Je me rappelle des consignes mathématiques : il faut mettre le réveil le jour et la nuit, pour s'assurer qu'il n'y ai pas plus de quatre heures entre les repas de B. Il faut d'ailleurs noter les heures de tous ces repas. Il était pesé tous les jours pour contrôler son développement. Comme si tous les bébés avaient la même faim, le même métabolisme, la même courbe de poids. Comme s'ils n'étaient pas des êtres faits de chair de d'âme, mais des produits calibrés pour le marché.

Je me rappelle des bons conseils, pour donner le sein la nuit et dormir en même temps, en toute sécurité grâce au coussin de grossesse et à la barrière du lit. Et souvent lors d'un demi-réveil, je sentais le stress étreindre par surprise mon coeur, la peur de ne plus sentir B. à coté de moi dans le lit. Serait-il tombé au sol ? A-t-il disparu ? Une peur soulagée, mais pas balayée, par la vue de B. dans son berceau. Je ne me rappelais jamais de l'avoir recouché.

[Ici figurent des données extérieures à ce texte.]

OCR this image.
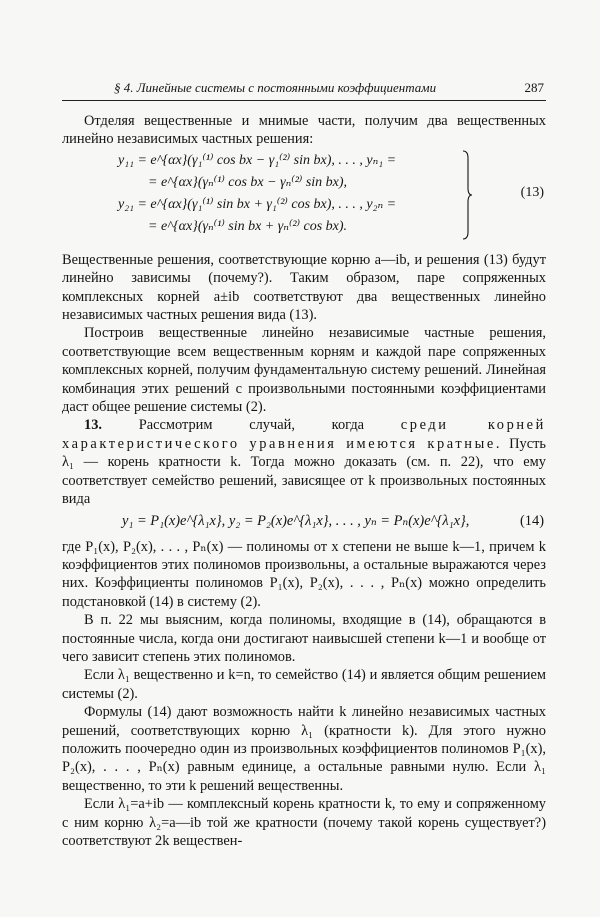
§ 4. Линейные системы с постоянными коэффициентами	287

Отделяя вещественные и мнимые части, получим два вещественных линейно независимых частных решения:

y₁₁ = e^{αx}(γ₁⁽¹⁾ cos bx − γ₁⁽²⁾ sin bx), . . . , yₙ₁ =
= e^{αx}(γₙ⁽¹⁾ cos bx − γₙ⁽²⁾ sin bx),
y₂₁ = e^{αx}(γ₁⁽¹⁾ sin bx + γ₁⁽²⁾ cos bx), . . . , y₂ₙ =
= e^{αx}(γₙ⁽¹⁾ sin bx + γₙ⁽²⁾ cos bx).
(13)

Вещественные решения, соответствующие корню a—ib, и решения (13) будут линейно зависимы (почему?). Таким образом, паре сопряженных комплексных корней a±ib соответствуют два вещественных линейно независимых частных решения вида (13).

Построив вещественные линейно независимые частные решения, соответствующие всем вещественным корням и каждой паре сопряженных комплексных корней, получим фундаментальную систему решений. Линейная комбинация этих решений с произвольными постоянными коэффициентами даст общее решение системы (2).

13.	Рассмотрим случай, когда	среди корней характеристического уравнения имеются кратные. Пусть λ₁ — корень кратности k. Тогда можно доказать (см. п. 22), что ему соответствует семейство решений, зависящее от k произвольных постоянных вида

y₁ = P₁(x)e^{λ₁x}, y₂ = P₂(x)e^{λ₁x}, . . . , yₙ = Pₙ(x)e^{λ₁x},	(14)

где P₁(x), P₂(x), . . . , Pₙ(x) — полиномы от x степени не выше k—1, причем k коэффициентов этих полиномов произвольны, а остальные выражаются через них. Коэффициенты полиномов P₁(x), P₂(x), . . . , Pₙ(x) можно определить подстановкой (14) в систему (2).

В п. 22 мы выясним, когда полиномы, входящие в (14), обращаются в постоянные числа, когда они достигают наивысшей степени k—1 и вообще от чего зависит степень этих полиномов.

Если λ₁ вещественно и k=n, то семейство (14) и является общим решением системы (2).

Формулы (14) дают возможность найти k линейно независимых частных решений, соответствующих корню λ₁ (кратности k). Для этого нужно положить поочередно один из произвольных коэффициентов полиномов P₁(x), P₂(x), . . . , Pₙ(x) равным единице, а остальные равными нулю. Если λ₁ вещественно, то эти k решений вещественны.

Если λ₁=a+ib — комплексный корень кратности k, то ему и сопряженному с ним корню λ₂=a—ib той же кратности (почему такой корень существует?) соответствуют 2k веществен-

Pour les tétées de la nuit, on m'avait aussi conseillé de commencer par changer la couche de B. pour bien le réveiller, avant de le mettre au sein. En toute naïveté, j'avais suivi à la lettre ces consignes la première nuit. Comme demandé, j'avais mis mon réveil, j'avais changé la couche de B. pour le réveiller. Il me regardait, les yeux dans le vague. Puis je l'avais mis au sein. Il n'a même pas ouvert la bouche. Il a refermé ses yeux et s'est endormi. Alors, tandis que B. dormait dans mes bras, je me suis demandé pourquoi j'avais gâché ma nuit avec ce réveil inutile. Tant bien que mal, j'avais délicatement reposé B. dans son berceau, me promettant de ne plus suivre de conseils stupides. Je n'ai plus jamais mis le réveil, B. se chargeant tout seul de se rappeler à moi.